Im Jahr 2021 verzeichnete die Polizei im Allgäu 107 Anzeigen. Um auf den Einstieg zurückzukommen: Wie viel zu lauter Sex nun darunter war, geben die Zahlen der Polizei nicht her, sagt Stabik. Warum jemand eine Anzeige wegen Lärmbelästigung stelle, sei in dieser Anzeigenstatistik nicht aufgelistet.

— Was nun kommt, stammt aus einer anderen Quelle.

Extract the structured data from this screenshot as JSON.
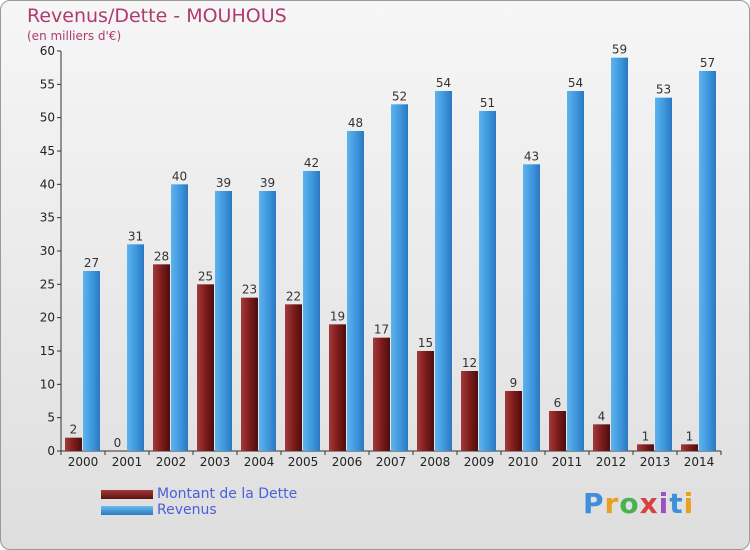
{
  "header": {
    "title": "Revenus/Dette - MOUHOUS",
    "subtitle": "(en milliers d'€)"
  },
  "logo": {
    "text": "Proxiti"
  },
  "legend": {
    "items": [
      {
        "label": "Montant de la Dette",
        "color": "#7a1a1a"
      },
      {
        "label": "Revenus",
        "color": "#3e97dd"
      }
    ]
  },
  "chart_data": {
    "type": "bar",
    "title": "Revenus/Dette - MOUHOUS",
    "ylabel": "(en milliers d'€)",
    "ylim": [
      0,
      60
    ],
    "yticks": [
      0,
      5,
      10,
      15,
      20,
      25,
      30,
      35,
      40,
      45,
      50,
      55,
      60
    ],
    "grid": false,
    "legend_position": "bottom-left",
    "categories": [
      "2000",
      "2001",
      "2002",
      "2003",
      "2004",
      "2005",
      "2006",
      "2007",
      "2008",
      "2009",
      "2010",
      "2011",
      "2012",
      "2013",
      "2014"
    ],
    "series": [
      {
        "name": "Montant de la Dette",
        "color": "#7a1a1a",
        "values": [
          2,
          0,
          28,
          25,
          23,
          22,
          19,
          17,
          15,
          12,
          9,
          6,
          4,
          1,
          1
        ]
      },
      {
        "name": "Revenus",
        "color": "#3e97dd",
        "values": [
          27,
          31,
          40,
          39,
          39,
          42,
          48,
          52,
          54,
          51,
          43,
          54,
          59,
          53,
          57
        ]
      }
    ]
  }
}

"2022 liegen wir derzeit bei 32", sagt Stabik. Im Vergleich zu Neu-Ulm und Illertissen seien die Zahlen aus 2021 in der Region damit deutlich niedriger. Der Allgäuer sei also "eher ruhiger", was Anzeigen anbelange. Stabik vermutet: "Das kommt wahrscheinlich daher, dass man sich in ländlichen Regionen noch eher kennt." Da falle es dann leichter, wegen Lärms das Gespräch zu suchen.
Lärm im Allgäu: Füssen und Memmingen 2021 Hotspots, dieses Jahr bisher Immenstadt Ausreißer
Wo gab es besonders viele Anzeigen wegen Lärmbelästigung im Allgäu? Die Hotspots aus 2021 entwickeln sich im aktuellen Jahr bisher positiv, so Stabik. In Immenstadt dagegen gebe es eine Zunahme an Beschwerden. Alle anderen Dienststellen meldeten einstellige Zahlen für 2021.
- Füssen: 2021: 22 Anzeigen. April 2022: 1 Anzeige.
- Memmingen: 2021: 22 Anzeigen. April 2022: 0 Anzeigen.
- Immenstadt: 2021: 9 Anzeigen. April 2022: 14 Anzeigen.
Im ganzen Allgäu rechnet Stabik über den Sommer jedoch mit einem Zuwachs der Anzeigen, wenn "die Menschen wieder mehr draußen sind."